Teachers, like parents, have always faced the tension between roots and wings: how to keep kids safe and grounded; how to let them stretch and fly. But after so many shocking headlines, the adults are edgy and tempted to try to stamp out teenage rebellion and cruelty and popularity contests altogether. At a Webster pep rally, for the first time, individual team members are no longer introduced by name--to keep the cheering and booing from getting personal. Cheerleaders are picked by a panel of outside professionals, the football team rotates its captains so no one is favored, and anyone can show up for the Student Council meetings. Some students don't know who the senior-class president is. Adults "don't want to offend certain groups," says senior Lizzie Sprague, 17. "They are afraid [students] are going to go buy guns and kill everybody."
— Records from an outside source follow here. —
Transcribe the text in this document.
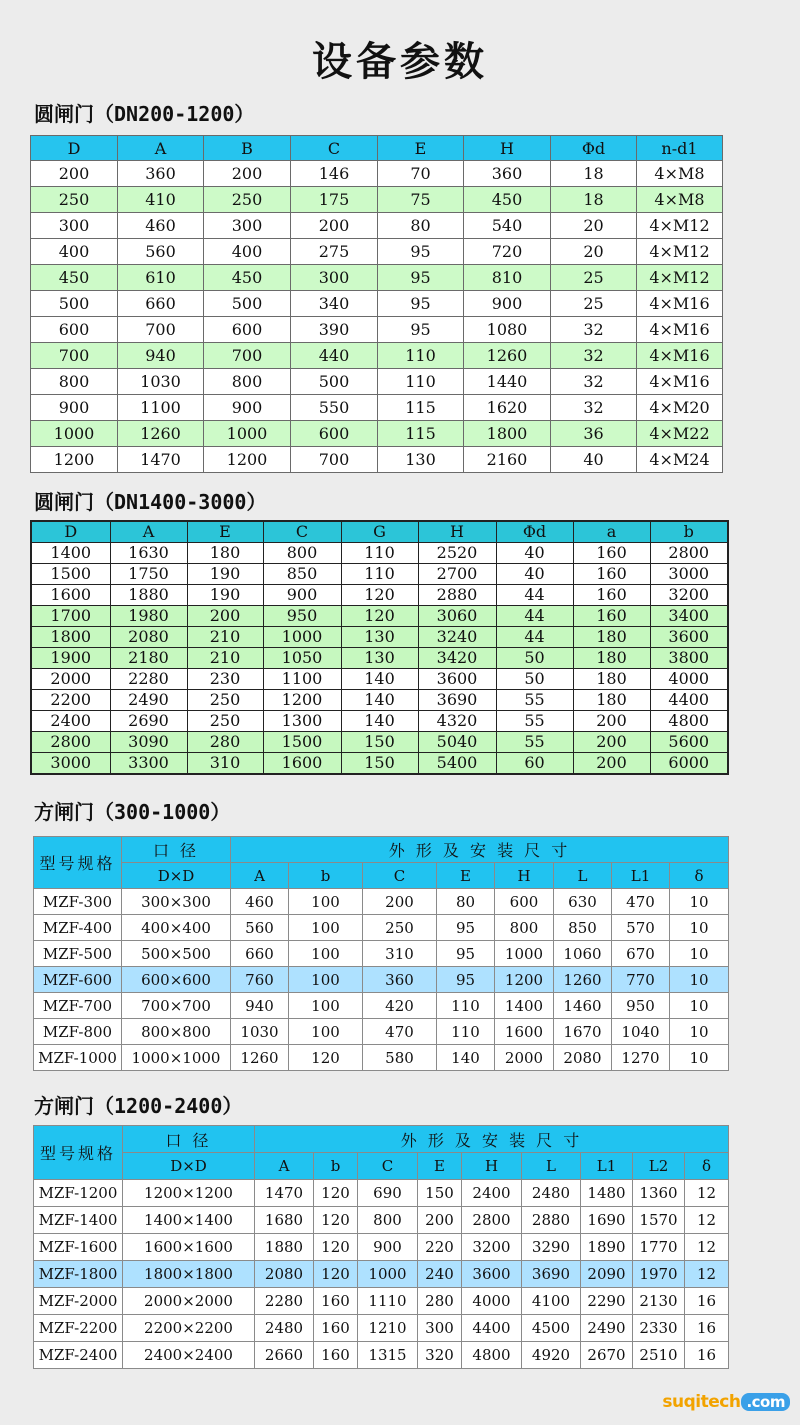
设备参数
圆闸门（DN200-1200）
D	A	B	C	E	H	Φd	n-d1
200	360	200	146	70	360	18	4×M8
250	410	250	175	75	450	18	4×M8
300	460	300	200	80	540	20	4×M12
400	560	400	275	95	720	20	4×M12
450	610	450	300	95	810	25	4×M12
500	660	500	340	95	900	25	4×M16
600	700	600	390	95	1080	32	4×M16
700	940	700	440	110	1260	32	4×M16
800	1030	800	500	110	1440	32	4×M16
900	1100	900	550	115	1620	32	4×M20
1000	1260	1000	600	115	1800	36	4×M22
1200	1470	1200	700	130	2160	40	4×M24
圆闸门（DN1400-3000）
D	A	E	C	G	H	Φd	a	b
1400	1630	180	800	110	2520	40	160	2800
1500	1750	190	850	110	2700	40	160	3000
1600	1880	190	900	120	2880	44	160	3200
1700	1980	200	950	120	3060	44	160	3400
1800	2080	210	1000	130	3240	44	180	3600
1900	2180	210	1050	130	3420	50	180	3800
2000	2280	230	1100	140	3600	50	180	4000
2200	2490	250	1200	140	3690	55	180	4400
2400	2690	250	1300	140	4320	55	200	4800
2800	3090	280	1500	150	5040	55	200	5600
3000	3300	310	1600	150	5400	60	200	6000
方闸门（300-1000）
型号规格	口 径	外 形 及 安 装 尺 寸							
	D×D	A	b	C	E	H	L	L1	δ
MZF-300	300×300	460	100	200	80	600	630	470	10
MZF-400	400×400	560	100	250	95	800	850	570	10
MZF-500	500×500	660	100	310	95	1000	1060	670	10
MZF-600	600×600	760	100	360	95	1200	1260	770	10
MZF-700	700×700	940	100	420	110	1400	1460	950	10
MZF-800	800×800	1030	100	470	110	1600	1670	1040	10
MZF-1000	1000×1000	1260	120	580	140	2000	2080	1270	10
方闸门（1200-2400）
型号规格	口 径	外 形 及 安 装 尺 寸								
	D×D	A	b	C	E	H	L	L1	L2	δ
MZF-1200	1200×1200	1470	120	690	150	2400	2480	1480	1360	12
MZF-1400	1400×1400	1680	120	800	200	2800	2880	1690	1570	12
MZF-1600	1600×1600	1880	120	900	220	3200	3290	1890	1770	12
MZF-1800	1800×1800	2080	120	1000	240	3600	3690	2090	1970	12
MZF-2000	2000×2000	2280	160	1110	280	4000	4100	2290	2130	16
MZF-2200	2200×2200	2480	160	1210	300	4400	4500	2490	2330	16
MZF-2400	2400×2400	2660	160	1315	320	4800	4920	2670	2510	16
suqitech .com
So if you aren't allowed to wear a hat, toot your horn, form a clique or pick on a freshman, all because everyone is worried that someone might snap, it's fair to ask: Are high schools preparing kids for the big ugly world outside those doors--or handicapping them once they get there? High school was once useful as a controlled environment, where it was safe to learn to handle rejection, competition, cruelty, charisma. Now that we've discovered how unsafe a school can be, it may have become so controlled that some lessons will just have to be learned elsewhere.
At times it seems that the faculty is engaged in a giant game of chicken--and some kids have learned to take advantage of it. For many, the extent of their forethought is making plans for the weekend, and even those are subject to change at the last minute. They get jobs, not necessarily to save for college but to buy a $400 leather jacket. So many kids skip their homework that most teachers stop assigning more than 15 minutes' worth: ask too much, push too hard, and the students will give up, drop out, become a menace to society. We have to strike a balance, the adults say. We have to be reasonable. We want them to enjoy themselves, have a certain freedom, before the world turns serious on them and there is no going back to 17.
There is an excellent education lurking here for the child with an inner flashlight. The best teachers arrive early and leave late and wrestle to make everything they teach mean something, and they all show up at the football game at the end of the week, their own kids in tow, cheering their students on and mixing and meddling with their lives in the bleachers. Walk down the halls, stop and listen in, and you can hear those moments of collision and discovery. "Some of you were complaining that the questions I was asking about The Scarlet Letter were making your brains hurt," says David Mendelson to his honors English class. "That is the goal." He is trying to take them to the point where their heads throb, because that is the point at which they learn. "If the question is easy, I have failed." Maybe high school is supposed to hurt some. That is also why we remember what happens here forever--all the triumphs and all the scars, all the effort to tell which is which.